The company rewarded the market's faith by confirming that it is on course to meet expectations for last year – profits of around £47m. Sales over the important Christmas period held up well, rising 3.5 per cent. There were some strong individual performances – the chilled food side pushed up volumes 4 per cent.
However, the picture is not as clear as it looks. The improvement in sales was due entirely to price increases forced on Northern by the soaring cost of key ingredients such as wheat. Volumes were unchanged.
Customers such as Marks & Spencer were willing to pass on Northern's increases to their own customers. Official figures put food inflation running at well over 7 per cent.
At some stage, as family budgets come under increasing pressure and takings drop at the checkouts, the supermarkets are going to resist price rises by their suppliers. Firms like Northern – and Hovis bread-maker Premier Foods, which has also taken a caning recently – will be told to go back to their factories, become more efficient, and take some of the hit themselves.
That is unfair because Northern has undergone a major restructuring, reflected in a strong performance from its chilled food business and a return to profits by its bakery business. But history tells us there is no hiding place when major customers are no longer willing to absorb a supplier's price increases.
Northern boss Stefan Barden believes greater emphasis on quality will put it in a good position to negotiate price rises with retailers. Where has he been for the last 30 years? Avoid.
Our view: Hold
Share price: 98.5p (+5.5p)
Travelzest is a holiday tiddler with dreams of becoming a big fish. So far its ambitions have not been recognised on AIM, with the shares well below their 126p issue price of 2005.
But that could change. Travelzest has assembled an intriguing portfolio of holiday ventures. An online travel agency offers the usual budget priced flights and cheap accommodation. But it also serves as a useful promotional tool cross-selling holidays and adventure packages offered by the group's other specialist tour operating companies.
These are aimed at better-off travellers in search of experience rather than a tan on the beach.
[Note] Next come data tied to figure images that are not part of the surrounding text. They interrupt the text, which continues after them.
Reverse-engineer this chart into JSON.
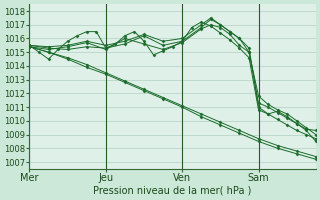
{
  "xlabel": "Pression niveau de la mer( hPa )",
  "bg_color": "#cce8d8",
  "plot_bg_color": "#dff0e8",
  "grid_color": "#a8c8b8",
  "line_color": "#1a6b2a",
  "marker_color": "#1a6b2a",
  "ylim": [
    1006.5,
    1018.5
  ],
  "yticks": [
    1007,
    1008,
    1009,
    1010,
    1011,
    1012,
    1013,
    1014,
    1015,
    1016,
    1017,
    1018
  ],
  "day_ticks": [
    0,
    24,
    48,
    72
  ],
  "day_labels": [
    "Mer",
    "Jeu",
    "Ven",
    "Sam"
  ],
  "xlim": [
    0,
    90
  ],
  "series": [
    [
      0,
      1015.4,
      6,
      1015.0,
      12,
      1014.5,
      18,
      1013.9,
      24,
      1013.4,
      30,
      1012.8,
      36,
      1012.2,
      42,
      1011.6,
      48,
      1011.0,
      54,
      1010.3,
      60,
      1009.7,
      66,
      1009.1,
      72,
      1008.5,
      78,
      1008.0,
      84,
      1007.6,
      90,
      1007.2
    ],
    [
      0,
      1015.4,
      6,
      1015.0,
      12,
      1014.6,
      18,
      1014.1,
      24,
      1013.5,
      30,
      1012.9,
      36,
      1012.3,
      42,
      1011.7,
      48,
      1011.1,
      54,
      1010.5,
      60,
      1009.9,
      66,
      1009.3,
      72,
      1008.7,
      78,
      1008.2,
      84,
      1007.8,
      90,
      1007.4
    ],
    [
      0,
      1015.5,
      6,
      1015.3,
      12,
      1015.2,
      18,
      1015.4,
      24,
      1015.3,
      30,
      1015.6,
      36,
      1016.2,
      42,
      1015.5,
      48,
      1015.8,
      54,
      1016.8,
      57,
      1017.4,
      60,
      1017.0,
      63,
      1016.5,
      66,
      1016.0,
      69,
      1015.3,
      72,
      1011.0,
      75,
      1010.5,
      78,
      1010.1,
      81,
      1009.7,
      84,
      1009.3,
      87,
      1009.0,
      90,
      1008.7
    ],
    [
      0,
      1015.5,
      6,
      1015.4,
      12,
      1015.5,
      18,
      1015.8,
      24,
      1015.5,
      30,
      1015.8,
      36,
      1016.3,
      42,
      1015.8,
      48,
      1016.0,
      54,
      1017.0,
      57,
      1017.5,
      60,
      1017.0,
      63,
      1016.5,
      66,
      1016.0,
      69,
      1015.0,
      72,
      1011.3,
      75,
      1011.0,
      78,
      1010.6,
      81,
      1010.2,
      84,
      1009.8,
      87,
      1009.3,
      90,
      1008.5
    ],
    [
      0,
      1015.4,
      6,
      1015.2,
      12,
      1015.4,
      18,
      1015.7,
      24,
      1015.2,
      30,
      1016.0,
      36,
      1015.6,
      42,
      1015.2,
      48,
      1015.7,
      54,
      1016.7,
      57,
      1017.0,
      60,
      1016.8,
      63,
      1016.3,
      66,
      1015.5,
      69,
      1015.0,
      72,
      1011.8,
      75,
      1011.2,
      78,
      1010.8,
      81,
      1010.5,
      84,
      1010.0,
      87,
      1009.5,
      90,
      1009.0
    ],
    [
      0,
      1015.5,
      3,
      1015.0,
      6,
      1014.5,
      9,
      1015.2,
      12,
      1015.8,
      15,
      1016.2,
      18,
      1016.5,
      21,
      1016.5,
      24,
      1015.3,
      27,
      1015.6,
      30,
      1016.2,
      33,
      1016.5,
      36,
      1015.8,
      39,
      1014.8,
      42,
      1015.1,
      45,
      1015.4,
      48,
      1015.8,
      51,
      1016.8,
      54,
      1017.2,
      57,
      1016.9,
      60,
      1016.4,
      63,
      1015.9,
      66,
      1015.3,
      69,
      1014.6,
      72,
      1010.8,
      75,
      1010.5,
      78,
      1010.7,
      81,
      1010.3,
      84,
      1009.8,
      87,
      1009.4,
      90,
      1009.3
    ]
  ]
}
These are also the sort of customers affluent enough not to be put off taking holidays when times get tough – like now. So there are opportunities to visit Verona and take in best seats at the opera, or have a ringside view of a marathon in the Sahara, or even summon the nerve to join up with Peng Travel, a company well known for its naturist holidays.
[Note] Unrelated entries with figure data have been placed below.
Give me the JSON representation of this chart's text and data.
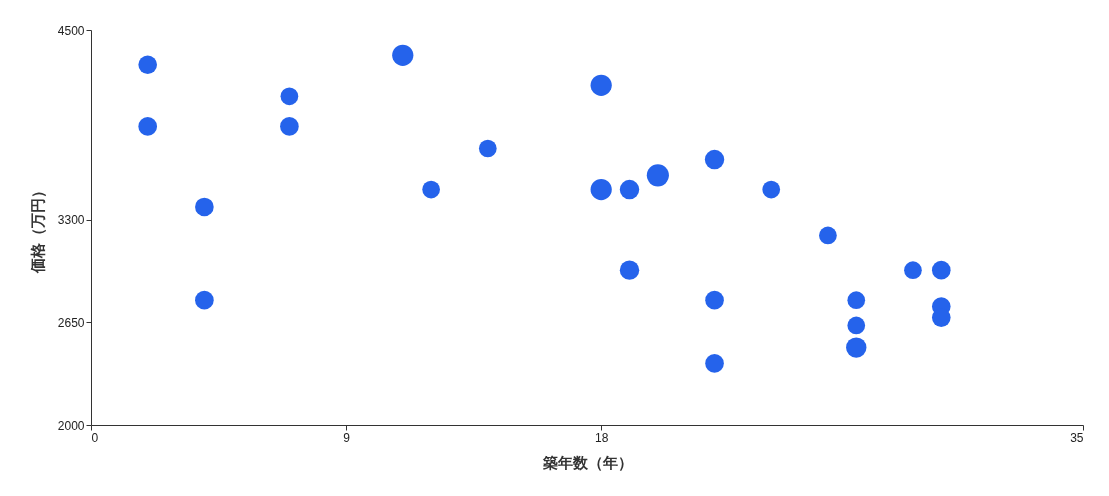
{
  "chart_data": {
    "type": "bubble",
    "xlabel": "築年数（年）",
    "ylabel": "価格（万円）",
    "x": [
      2,
      2,
      4,
      4,
      7,
      7,
      11,
      12,
      14,
      18,
      18,
      19,
      19,
      20,
      22,
      22,
      22,
      24,
      26,
      27,
      27,
      27,
      29,
      30,
      30,
      30
    ],
    "values": [
      4280,
      3890,
      3380,
      2790,
      4080,
      3890,
      4340,
      3490,
      3750,
      4150,
      3490,
      3490,
      2980,
      3580,
      3680,
      2790,
      2390,
      3490,
      3200,
      2790,
      2630,
      2490,
      2980,
      2980,
      2750,
      2680
    ],
    "sizes": [
      0.71,
      0.71,
      0.71,
      0.71,
      0.64,
      0.71,
      0.92,
      0.64,
      0.64,
      0.92,
      0.92,
      0.77,
      0.77,
      1,
      0.77,
      0.71,
      0.71,
      0.64,
      0.64,
      0.64,
      0.64,
      0.85,
      0.64,
      0.71,
      0.71,
      0.71
    ],
    "color": "#2563eb",
    "marker": "circle",
    "xlim": [
      0,
      35
    ],
    "xticks": [
      0,
      9,
      18,
      35
    ],
    "ylim": [
      2000,
      4500
    ],
    "yticks": [
      2000,
      2650,
      3300,
      4500
    ]
  }
}
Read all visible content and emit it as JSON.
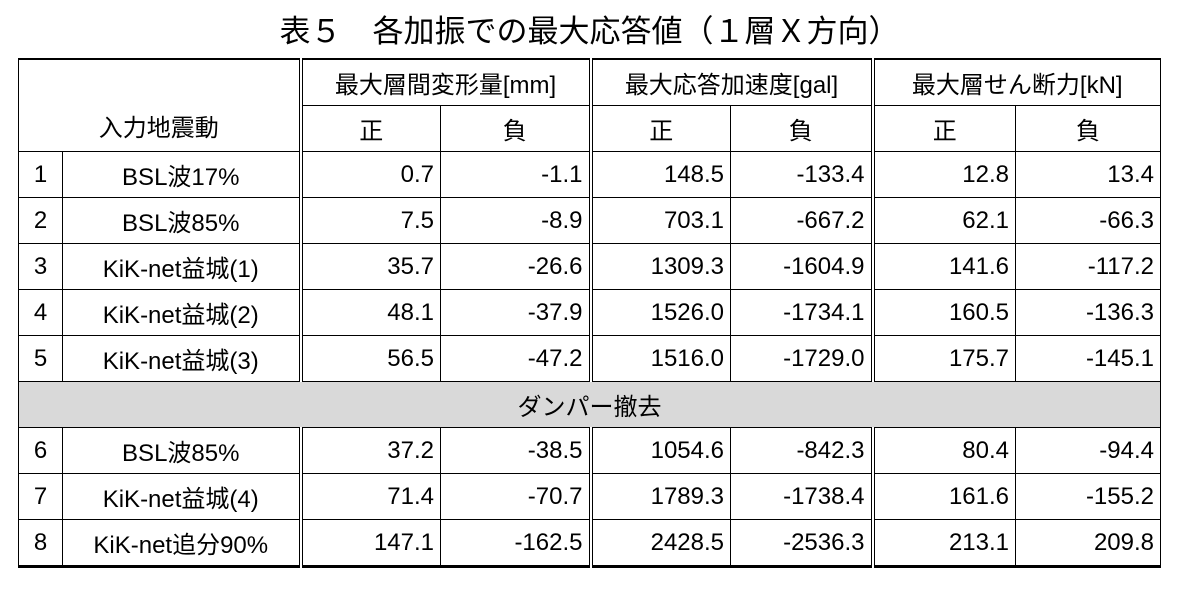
{
  "title": "表５　各加振での最大応答値（１層Ｘ方向）",
  "table": {
    "corner": "入力地震動",
    "groups": [
      "最大層間変形量[mm]",
      "最大応答加速度[gal]",
      "最大層せん断力[kN]"
    ],
    "subheaders": [
      "正",
      "負",
      "正",
      "負",
      "正",
      "負"
    ],
    "rows": [
      [
        "1",
        "BSL波17%",
        "0.7",
        "-1.1",
        "148.5",
        "-133.4",
        "12.8",
        "13.4"
      ],
      [
        "2",
        "BSL波85%",
        "7.5",
        "-8.9",
        "703.1",
        "-667.2",
        "62.1",
        "-66.3"
      ],
      [
        "3",
        "KiK-net益城(1)",
        "35.7",
        "-26.6",
        "1309.3",
        "-1604.9",
        "141.6",
        "-117.2"
      ],
      [
        "4",
        "KiK-net益城(2)",
        "48.1",
        "-37.9",
        "1526.0",
        "-1734.1",
        "160.5",
        "-136.3"
      ],
      [
        "5",
        "KiK-net益城(3)",
        "56.5",
        "-47.2",
        "1516.0",
        "-1729.0",
        "175.7",
        "-145.1"
      ]
    ],
    "section": "ダンパー撤去",
    "rows_after": [
      [
        "6",
        "BSL波85%",
        "37.2",
        "-38.5",
        "1054.6",
        "-842.3",
        "80.4",
        "-94.4"
      ],
      [
        "7",
        "KiK-net益城(4)",
        "71.4",
        "-70.7",
        "1789.3",
        "-1738.4",
        "161.6",
        "-155.2"
      ],
      [
        "8",
        "KiK-net追分90%",
        "147.1",
        "-162.5",
        "2428.5",
        "-2536.3",
        "213.1",
        "209.8"
      ]
    ]
  }
}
A third of last year's £38m turnover was generated from its online holiday business in Canada, which is counter cyclical to the UK so earns the bulk of its profits during the winter period.
The UK side is due to get a kick start from the relaunch of its holiday.co.uk venture. Group profits for last year came in slightly ahead of forecasts at £3.2m and could rise to £4.9m this year, although it is still early in the booking season.
Travelzest is a niche operator insulated from the sharp dips which occur at the volume end of the business. The shares look cheap at just 8.7 times expected earnings, but it needs to demonstrate further solid progress before any serious re-rating is likely. Hold.